Résumé : Faire obéir ne va pas de soi, même au sein d'une troupe de combat. Souvent considérées comme l'un des prototypes de l'institution totale, les armées sont réputées être des univers fondés sur un ordre hiérarchique vertical implacable et une obéissance docile et servile des soldats. Or, l'observation des interactions entre soldats et des relations de travail quotidiennes au sein d'une section révèle au contraire les contraintes, les interdépendances et les résistances en jeux dans la conduite ordinaire du commandement et dans la production de la discipline des soldats professionnels. La discipline militaire, loin de s'imposer de façon descendante, apparait-elle aussi comme le produit d'un ordre négocié au sein des enceintes régimentaires. Afin de "démilitariser" la question, on proposera donc ici de réinscrire et de relire le commandement et la discipline dans la division du travail et dans les relations sociales qui unissent et opposent les soldats professionnels appartenant à une même unité.

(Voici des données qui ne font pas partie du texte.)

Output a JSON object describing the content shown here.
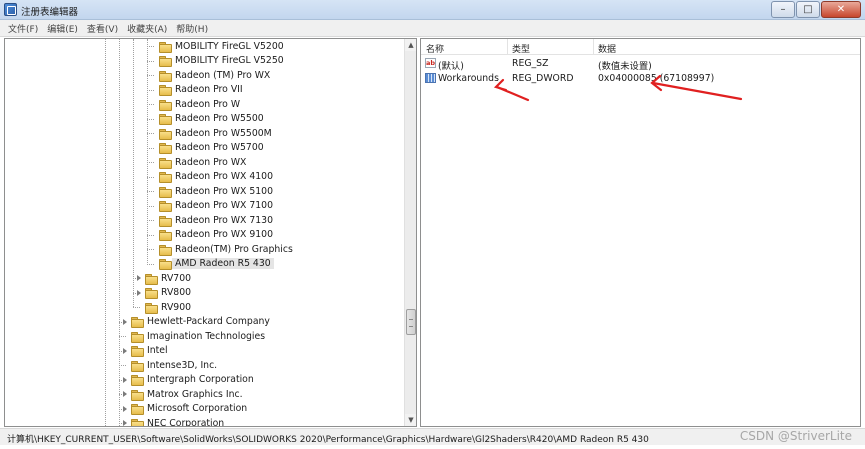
{
  "window": {
    "title": "注册表编辑器",
    "min_icon": "minimize-icon",
    "max_icon": "maximize-icon",
    "close_icon": "close-icon",
    "min_glyph": "–",
    "max_glyph": "□",
    "close_glyph": "✕"
  },
  "menu": [
    "文件(F)",
    "编辑(E)",
    "查看(V)",
    "收藏夹(A)",
    "帮助(H)"
  ],
  "tree": {
    "items": [
      {
        "label": "MOBILITY FireGL V5200",
        "level": 3,
        "expandable": false
      },
      {
        "label": "MOBILITY FireGL V5250",
        "level": 3,
        "expandable": false
      },
      {
        "label": "Radeon (TM) Pro WX",
        "level": 3,
        "expandable": false
      },
      {
        "label": "Radeon Pro VII",
        "level": 3,
        "expandable": false
      },
      {
        "label": "Radeon Pro W",
        "level": 3,
        "expandable": false
      },
      {
        "label": "Radeon Pro W5500",
        "level": 3,
        "expandable": false
      },
      {
        "label": "Radeon Pro W5500M",
        "level": 3,
        "expandable": false
      },
      {
        "label": "Radeon Pro W5700",
        "level": 3,
        "expandable": false
      },
      {
        "label": "Radeon Pro WX",
        "level": 3,
        "expandable": false
      },
      {
        "label": "Radeon Pro WX 4100",
        "level": 3,
        "expandable": false
      },
      {
        "label": "Radeon Pro WX 5100",
        "level": 3,
        "expandable": false
      },
      {
        "label": "Radeon Pro WX 7100",
        "level": 3,
        "expandable": false
      },
      {
        "label": "Radeon Pro WX 7130",
        "level": 3,
        "expandable": false
      },
      {
        "label": "Radeon Pro WX 9100",
        "level": 3,
        "expandable": false
      },
      {
        "label": "Radeon(TM) Pro Graphics",
        "level": 3,
        "expandable": false
      },
      {
        "label": "AMD Radeon R5 430",
        "level": 3,
        "expandable": false,
        "selected": true
      },
      {
        "label": "RV700",
        "level": 2,
        "expandable": true
      },
      {
        "label": "RV800",
        "level": 2,
        "expandable": true
      },
      {
        "label": "RV900",
        "level": 2,
        "expandable": false
      },
      {
        "label": "Hewlett-Packard Company",
        "level": 1,
        "expandable": true
      },
      {
        "label": "Imagination Technologies",
        "level": 1,
        "expandable": false
      },
      {
        "label": "Intel",
        "level": 1,
        "expandable": true
      },
      {
        "label": "Intense3D, Inc.",
        "level": 1,
        "expandable": false
      },
      {
        "label": "Intergraph Corporation",
        "level": 1,
        "expandable": true
      },
      {
        "label": "Matrox Graphics Inc.",
        "level": 1,
        "expandable": true
      },
      {
        "label": "Microsoft Corporation",
        "level": 1,
        "expandable": true
      },
      {
        "label": "NEC Corporation",
        "level": 1,
        "expandable": true
      }
    ]
  },
  "list": {
    "columns": [
      "名称",
      "类型",
      "数据"
    ],
    "rows": [
      {
        "name": "(默认)",
        "type": "REG_SZ",
        "data": "(数值未设置)",
        "icon": "string-value-icon"
      },
      {
        "name": "Workarounds",
        "type": "REG_DWORD",
        "data": "0x04000085 (67108997)",
        "icon": "dword-value-icon"
      }
    ]
  },
  "annotation_color": "#e02020",
  "status": {
    "path": "计算机\\HKEY_CURRENT_USER\\Software\\SolidWorks\\SOLIDWORKS 2020\\Performance\\Graphics\\Hardware\\Gl2Shaders\\R420\\AMD Radeon R5 430",
    "watermark": "CSDN @StriverLite"
  }
}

Fabien Brugière (Université de Strasbourg – SAGE) – « Le commandement par l'algorithme : contrôle numérique, dépendance économique et résistances des chauffeurs des plateformes ».

Résumé :  Les plateformes numériques ont conquis le marché des transports en se spécialisant dans l’intermédiation entre offre et demande de services. Ces firmes ont ainsi élaboré un modèle organisationnel hybride, entre organisation et marché, qui leur permet de capter la valeur ajoutée et de minimiser leurs risques productifs, tout en se présentant sous la forme horizontale d’un réseau d’échanges niant hiérarchie et commandement. Le recours à une main d’œuvre indépendante, légitimé par un discours de l’entrepreneuriat et de la flexibilité, définit une relation d’emploi de nature marchande dont l’asymétrie constitue un puissant levier de mobilisation au travail. Par ailleurs, le dispositif de l’application mobile dote les plateformes d’un pouvoir d’organisation fondé sur la surveillance, l’évaluation et la gamification. Ces modalités de commandement suscitent chez les travailleurs des résistances qui prennent la forme de fraudes, de transgressions et la fidélisation d’une clientèle personnelle.